I am informed that the Geneva negotiations have reached the point where the agreements which have been hammered out over the past thirteen months are nearly ready for signature. In considering the position of our government at this juncture I think it is important for us to keep firmly in mind the real political foundation upon which these agreements rest.

When Mr. Khrushchev and I met in Vienna last year,3 we were able to agree on only one of the many issues which divide us. This was our mutual desire to work for a free, independent and neutral Laos. The result has been that the Soviets, as one of the Co-chairmen, have undertaken an international responsibility under the Geneva Accords to assure the compliance of the communist signatories with the terms of those accords. This responsibility will be tested soon as the agreements are signed.

In return for these undertakings by the Soviets, both your delegation and mine have made some concessions in the course of the thirteen months of negotiations. These concessions are the result of the almost complete ineffectiveness of the Royal Laotian Army, as demonstrated again in the recent action at Nam Tha. It is only the threat of American intervention that has enabled us to come as far as we have in Laos. But I hope you agree with me that considering this deteriorating situation the safeguards built into the Laos settlement give us the best hope of future improvement against continuing communist military encroachment through that country.

It is in this lilt [light] that I hope you will reconsider the wisdom of insisting upon a solution of the problem of diplomatic recognition by Laos as a condition for your signature of the Geneva Accords. I recognize the importance of the question and particularly the problem it may create in other countries. On the other hand, I believe that when it is compared with the change of achieving a viable settlement of the Laos problem, the question of the type of representation in Vientiane should not be allowed to determine your countryʼs attitude toward our mutual effort at Geneva.

I hope you will instruct your delegation not to raise issues on which general agreement had been reached last December, nor to bring up new issues. It is unrealistic to expect that other countries will undertake obligations to your nation unless your government, through [Page 513] its signature of these accords, assumes reciprocal obligations. That is why I urge you most earnestly to continue your help in making it possible for the Geneva Accords to be signed promptly by all the participants.

In working to ensure peace and freedom for the people of Southeast Asia, the United States must, of course, depend heavily on its friends. Most of all, we must have the cooperation of the governments and the peoples of Southeast Asia itself. Your government has been most closely associated with mine in this effort, and together we have achieved a great deal to defeat the communist threat to Southeast Asia. It is my earnest hope that we may continue this fruitful cooperation by working together to establish a truly neutral Laos.”

In presenting letter you should stress in strongest terms the importance we attach to Vietnamese help in reaching Laos settlement, safeguards we have in Russian promises and which we building into settlement itself and our determination continue help Viet-Nam defend itself.

We plan no publicity on this note and believe you should request GVN handle as classified communication

Rusk
  1. Source: Washington National Records Center, RG 84, Saigon Embassy Files: FRC 67 A 677, 350 International Pol Rels—350 Laos Conf.

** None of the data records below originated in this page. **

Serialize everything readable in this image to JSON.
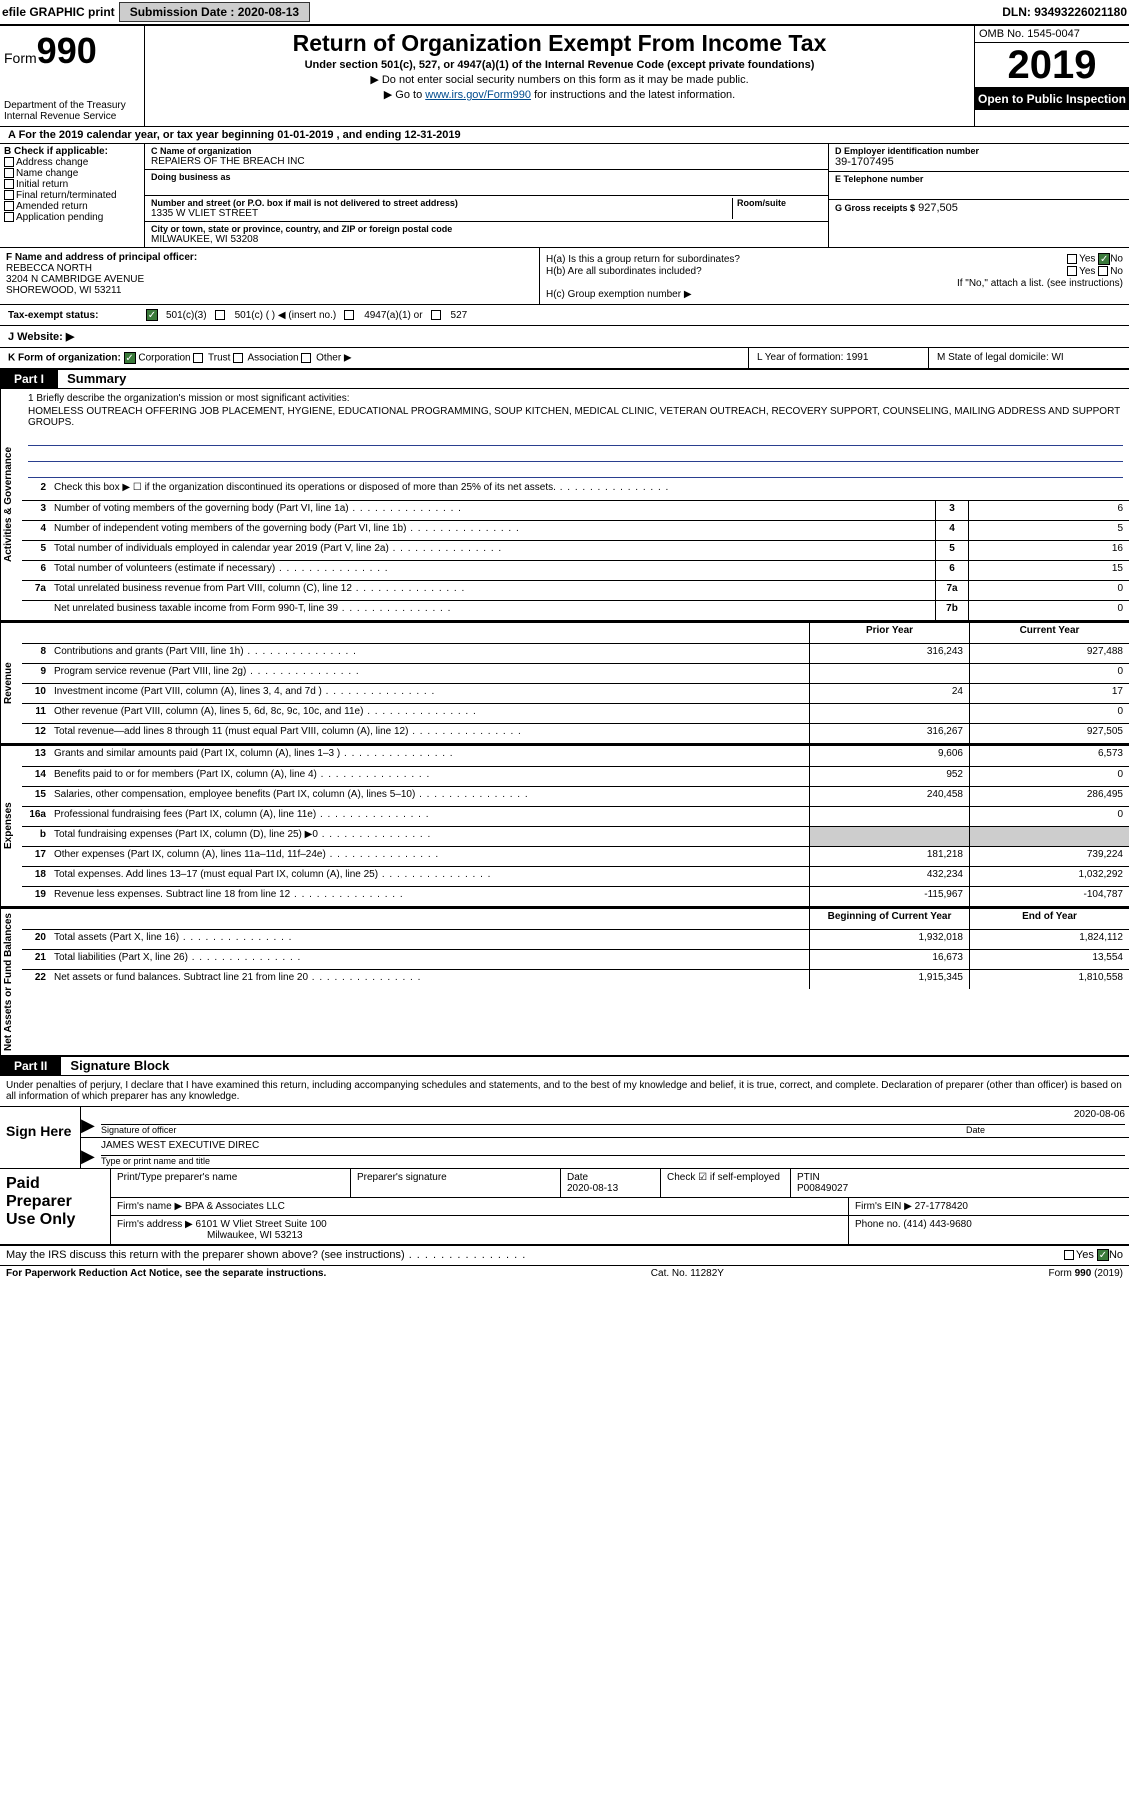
{
  "topbar": {
    "efile": "efile GRAPHIC print",
    "sub_label": "Submission Date :",
    "sub_date": "2020-08-13",
    "dln": "DLN: 93493226021180"
  },
  "header": {
    "form_word": "Form",
    "form_num": "990",
    "dept": "Department of the Treasury\nInternal Revenue Service",
    "title": "Return of Organization Exempt From Income Tax",
    "subtitle": "Under section 501(c), 527, or 4947(a)(1) of the Internal Revenue Code (except private foundations)",
    "note1": "▶ Do not enter social security numbers on this form as it may be made public.",
    "note2_pre": "▶ Go to ",
    "note2_link": "www.irs.gov/Form990",
    "note2_post": " for instructions and the latest information.",
    "omb": "OMB No. 1545-0047",
    "year": "2019",
    "open": "Open to Public Inspection"
  },
  "line_a": "A For the 2019 calendar year, or tax year beginning 01-01-2019   , and ending 12-31-2019",
  "box_b": {
    "hd": "B Check if applicable:",
    "opts": [
      "Address change",
      "Name change",
      "Initial return",
      "Final return/terminated",
      "Amended return",
      "Application pending"
    ]
  },
  "box_c": {
    "name_lbl": "C Name of organization",
    "name": "REPAIERS OF THE BREACH INC",
    "dba_lbl": "Doing business as",
    "addr_lbl": "Number and street (or P.O. box if mail is not delivered to street address)",
    "room_lbl": "Room/suite",
    "addr": "1335 W VLIET STREET",
    "city_lbl": "City or town, state or province, country, and ZIP or foreign postal code",
    "city": "MILWAUKEE, WI  53208"
  },
  "box_d": {
    "lbl": "D Employer identification number",
    "val": "39-1707495"
  },
  "box_e": {
    "lbl": "E Telephone number",
    "val": ""
  },
  "box_g": {
    "lbl": "G Gross receipts $",
    "val": "927,505"
  },
  "box_f": {
    "lbl": "F  Name and address of principal officer:",
    "name": "REBECCA NORTH",
    "addr1": "3204 N CAMBRIDGE AVENUE",
    "addr2": "SHOREWOOD, WI  53211"
  },
  "box_h": {
    "a": "H(a)  Is this a group return for subordinates?",
    "a_yes": "Yes",
    "a_no": "No",
    "b": "H(b)  Are all subordinates included?",
    "b_yes": "Yes",
    "b_no": "No",
    "note": "If \"No,\" attach a list. (see instructions)",
    "c": "H(c)  Group exemption number ▶"
  },
  "row_i": {
    "lbl": "Tax-exempt status:",
    "o1": "501(c)(3)",
    "o2": "501(c) (  ) ◀ (insert no.)",
    "o3": "4947(a)(1) or",
    "o4": "527"
  },
  "row_j": "J   Website: ▶",
  "row_k": {
    "k": "K Form of organization:",
    "opts": [
      "Corporation",
      "Trust",
      "Association",
      "Other ▶"
    ],
    "l": "L Year of formation: 1991",
    "m": "M State of legal domicile: WI"
  },
  "part1": {
    "hdr": "Part I",
    "title": "Summary"
  },
  "sections": {
    "gov": "Activities & Governance",
    "rev": "Revenue",
    "exp": "Expenses",
    "net": "Net Assets or Fund Balances"
  },
  "mission": {
    "lbl": "1   Briefly describe the organization's mission or most significant activities:",
    "text": "HOMELESS OUTREACH OFFERING JOB PLACEMENT, HYGIENE, EDUCATIONAL PROGRAMMING, SOUP KITCHEN, MEDICAL CLINIC, VETERAN OUTREACH, RECOVERY SUPPORT, COUNSELING, MAILING ADDRESS AND SUPPORT GROUPS."
  },
  "lines_gov": [
    {
      "n": "2",
      "t": "Check this box ▶ ☐  if the organization discontinued its operations or disposed of more than 25% of its net assets.",
      "sn": "",
      "v": ""
    },
    {
      "n": "3",
      "t": "Number of voting members of the governing body (Part VI, line 1a)",
      "sn": "3",
      "v": "6"
    },
    {
      "n": "4",
      "t": "Number of independent voting members of the governing body (Part VI, line 1b)",
      "sn": "4",
      "v": "5"
    },
    {
      "n": "5",
      "t": "Total number of individuals employed in calendar year 2019 (Part V, line 2a)",
      "sn": "5",
      "v": "16"
    },
    {
      "n": "6",
      "t": "Total number of volunteers (estimate if necessary)",
      "sn": "6",
      "v": "15"
    },
    {
      "n": "7a",
      "t": "Total unrelated business revenue from Part VIII, column (C), line 12",
      "sn": "7a",
      "v": "0"
    },
    {
      "n": "",
      "t": "Net unrelated business taxable income from Form 990-T, line 39",
      "sn": "7b",
      "v": "0"
    }
  ],
  "cols": {
    "prior": "Prior Year",
    "current": "Current Year"
  },
  "lines_rev": [
    {
      "n": "8",
      "t": "Contributions and grants (Part VIII, line 1h)",
      "p": "316,243",
      "c": "927,488"
    },
    {
      "n": "9",
      "t": "Program service revenue (Part VIII, line 2g)",
      "p": "",
      "c": "0"
    },
    {
      "n": "10",
      "t": "Investment income (Part VIII, column (A), lines 3, 4, and 7d )",
      "p": "24",
      "c": "17"
    },
    {
      "n": "11",
      "t": "Other revenue (Part VIII, column (A), lines 5, 6d, 8c, 9c, 10c, and 11e)",
      "p": "",
      "c": "0"
    },
    {
      "n": "12",
      "t": "Total revenue—add lines 8 through 11 (must equal Part VIII, column (A), line 12)",
      "p": "316,267",
      "c": "927,505"
    }
  ],
  "lines_exp": [
    {
      "n": "13",
      "t": "Grants and similar amounts paid (Part IX, column (A), lines 1–3 )",
      "p": "9,606",
      "c": "6,573"
    },
    {
      "n": "14",
      "t": "Benefits paid to or for members (Part IX, column (A), line 4)",
      "p": "952",
      "c": "0"
    },
    {
      "n": "15",
      "t": "Salaries, other compensation, employee benefits (Part IX, column (A), lines 5–10)",
      "p": "240,458",
      "c": "286,495"
    },
    {
      "n": "16a",
      "t": "Professional fundraising fees (Part IX, column (A), line 11e)",
      "p": "",
      "c": "0"
    },
    {
      "n": "b",
      "t": "Total fundraising expenses (Part IX, column (D), line 25) ▶0",
      "p": "SHADE",
      "c": "SHADE"
    },
    {
      "n": "17",
      "t": "Other expenses (Part IX, column (A), lines 11a–11d, 11f–24e)",
      "p": "181,218",
      "c": "739,224"
    },
    {
      "n": "18",
      "t": "Total expenses. Add lines 13–17 (must equal Part IX, column (A), line 25)",
      "p": "432,234",
      "c": "1,032,292"
    },
    {
      "n": "19",
      "t": "Revenue less expenses. Subtract line 18 from line 12",
      "p": "-115,967",
      "c": "-104,787"
    }
  ],
  "cols2": {
    "beg": "Beginning of Current Year",
    "end": "End of Year"
  },
  "lines_net": [
    {
      "n": "20",
      "t": "Total assets (Part X, line 16)",
      "p": "1,932,018",
      "c": "1,824,112"
    },
    {
      "n": "21",
      "t": "Total liabilities (Part X, line 26)",
      "p": "16,673",
      "c": "13,554"
    },
    {
      "n": "22",
      "t": "Net assets or fund balances. Subtract line 21 from line 20",
      "p": "1,915,345",
      "c": "1,810,558"
    }
  ],
  "part2": {
    "hdr": "Part II",
    "title": "Signature Block"
  },
  "sig_intro": "Under penalties of perjury, I declare that I have examined this return, including accompanying schedules and statements, and to the best of my knowledge and belief, it is true, correct, and complete. Declaration of preparer (other than officer) is based on all information of which preparer has any knowledge.",
  "sign": {
    "left": "Sign Here",
    "r1a": "Signature of officer",
    "r1b": "Date",
    "r1b_val": "2020-08-06",
    "r2a_val": "JAMES WEST EXECUTIVE DIREC",
    "r2a": "Type or print name and title"
  },
  "prep": {
    "left": "Paid Preparer Use Only",
    "h1": "Print/Type preparer's name",
    "h2": "Preparer's signature",
    "h3": "Date",
    "h3v": "2020-08-13",
    "h4": "Check ☑ if self-employed",
    "h5": "PTIN",
    "h5v": "P00849027",
    "firm_lbl": "Firm's name    ▶",
    "firm": "BPA & Associates LLC",
    "ein_lbl": "Firm's EIN ▶",
    "ein": "27-1778420",
    "addr_lbl": "Firm's address ▶",
    "addr1": "6101 W Vliet Street Suite 100",
    "addr2": "Milwaukee, WI  53213",
    "phone_lbl": "Phone no.",
    "phone": "(414) 443-9680"
  },
  "irs_discuss": "May the IRS discuss this return with the preparer shown above? (see instructions)",
  "footer": {
    "left": "For Paperwork Reduction Act Notice, see the separate instructions.",
    "mid": "Cat. No. 11282Y",
    "right": "Form 990 (2019)"
  },
  "colors": {
    "accent": "#004b8d",
    "shade": "#cdcdcd",
    "checkgreen": "#3b7a3b"
  }
}
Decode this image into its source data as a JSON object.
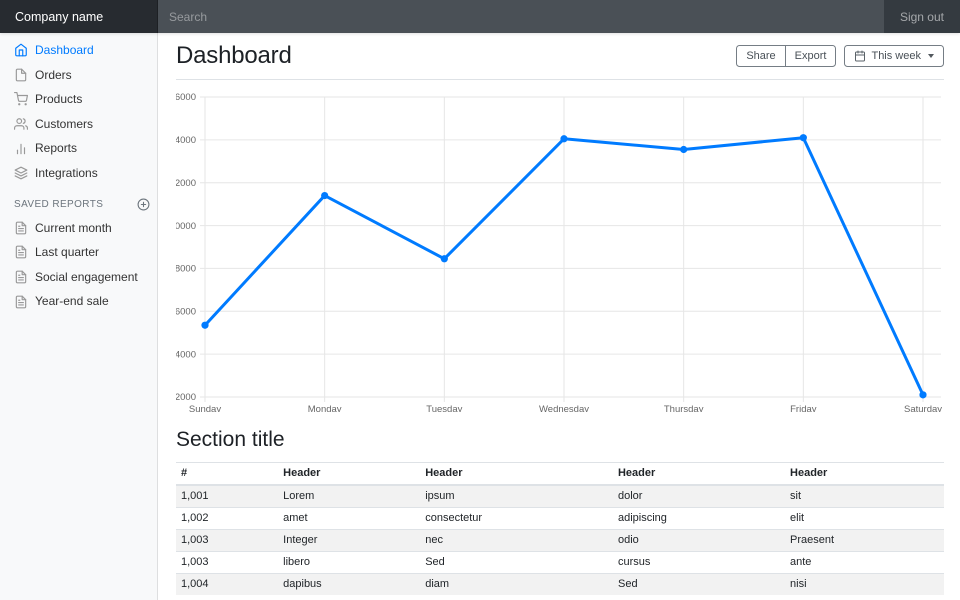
{
  "navbar": {
    "brand": "Company name",
    "search": {
      "placeholder": "Search"
    },
    "sign_out_label": "Sign out"
  },
  "sidebar": {
    "items": [
      {
        "label": "Dashboard",
        "icon": "home",
        "active": true
      },
      {
        "label": "Orders",
        "icon": "file",
        "active": false
      },
      {
        "label": "Products",
        "icon": "shopping-cart",
        "active": false
      },
      {
        "label": "Customers",
        "icon": "users",
        "active": false
      },
      {
        "label": "Reports",
        "icon": "bar-chart-2",
        "active": false
      },
      {
        "label": "Integrations",
        "icon": "layers",
        "active": false
      }
    ],
    "saved_reports": {
      "heading": "Saved reports",
      "add_icon": "plus-circle",
      "items": [
        {
          "label": "Current month",
          "icon": "file-text"
        },
        {
          "label": "Last quarter",
          "icon": "file-text"
        },
        {
          "label": "Social engagement",
          "icon": "file-text"
        },
        {
          "label": "Year-end sale",
          "icon": "file-text"
        }
      ]
    }
  },
  "header": {
    "title": "Dashboard",
    "buttons": {
      "share": "Share",
      "export": "Export",
      "period": "This week",
      "period_icon": "calendar"
    }
  },
  "chart_data": {
    "type": "line",
    "title": "",
    "xlabel": "",
    "ylabel": "",
    "x": [
      "Sunday",
      "Monday",
      "Tuesday",
      "Wednesday",
      "Thursday",
      "Friday",
      "Saturday"
    ],
    "values": [
      15350,
      21400,
      18450,
      24050,
      23550,
      24100,
      12100
    ],
    "ylim": [
      12000,
      26000
    ],
    "ytick_step": 2000,
    "grid": true,
    "legend": false,
    "line_color": "#007bff",
    "point_color": "#007bff"
  },
  "section": {
    "title": "Section title",
    "table": {
      "headers": [
        "#",
        "Header",
        "Header",
        "Header",
        "Header"
      ],
      "col_widths": [
        "13.3%",
        "18.5%",
        "25.1%",
        "22.4%",
        "20.7%"
      ],
      "rows": [
        [
          "1,001",
          "Lorem",
          "ipsum",
          "dolor",
          "sit"
        ],
        [
          "1,002",
          "amet",
          "consectetur",
          "adipiscing",
          "elit"
        ],
        [
          "1,003",
          "Integer",
          "nec",
          "odio",
          "Praesent"
        ],
        [
          "1,003",
          "libero",
          "Sed",
          "cursus",
          "ante"
        ],
        [
          "1,004",
          "dapibus",
          "diam",
          "Sed",
          "nisi"
        ]
      ]
    }
  },
  "colors": {
    "accent": "#007bff",
    "navbar_bg": "#343a40",
    "navbar_brand_bg": "#272b30",
    "search_bg": "#4a5056",
    "sidebar_bg": "#f8f9fa",
    "icon_gray": "#999999",
    "grid_line": "#e6e6e6"
  }
}
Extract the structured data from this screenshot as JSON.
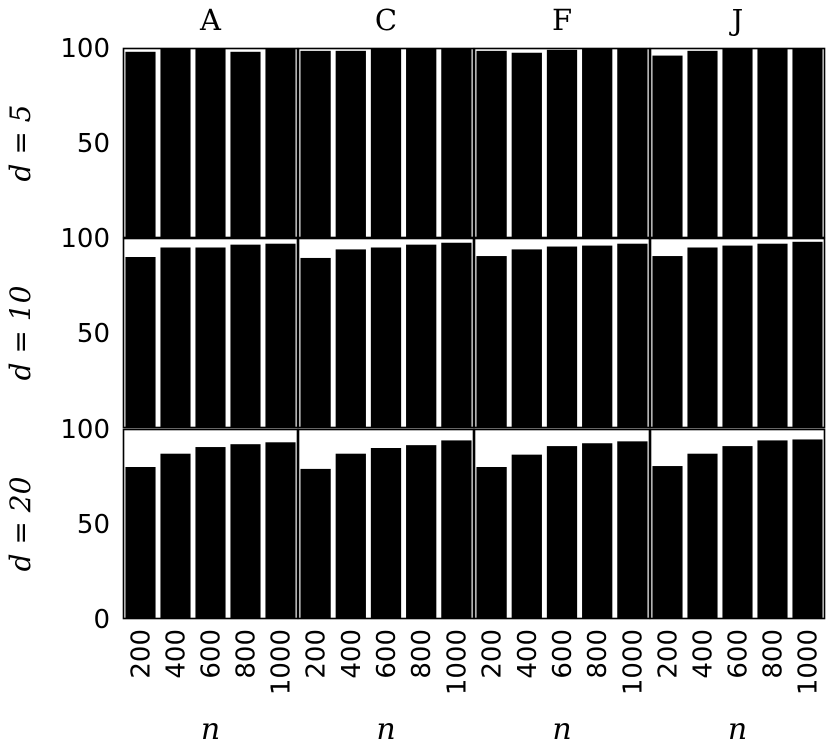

In telegram 24, July 8, the Embassy in Saigon reported that Nolting and Harkins thought the draft letter transmitted in Document 234 was excellent. (Telegram 24; Kennedy Library, National Security Files, Vietnam Country Series) But the following day Harriman cabled a new text from Geneva and stated that the old one was too general to be effective. (Confe 1196 and 1197; Department of State, Central Files, 751J.00/7-962) The source text is the same as that suggested by Harriman except for minor changes.
  2. See footnote 1 above.
  3. Kennedy and Khrushchev met at Vienna, June 3-4, 1961.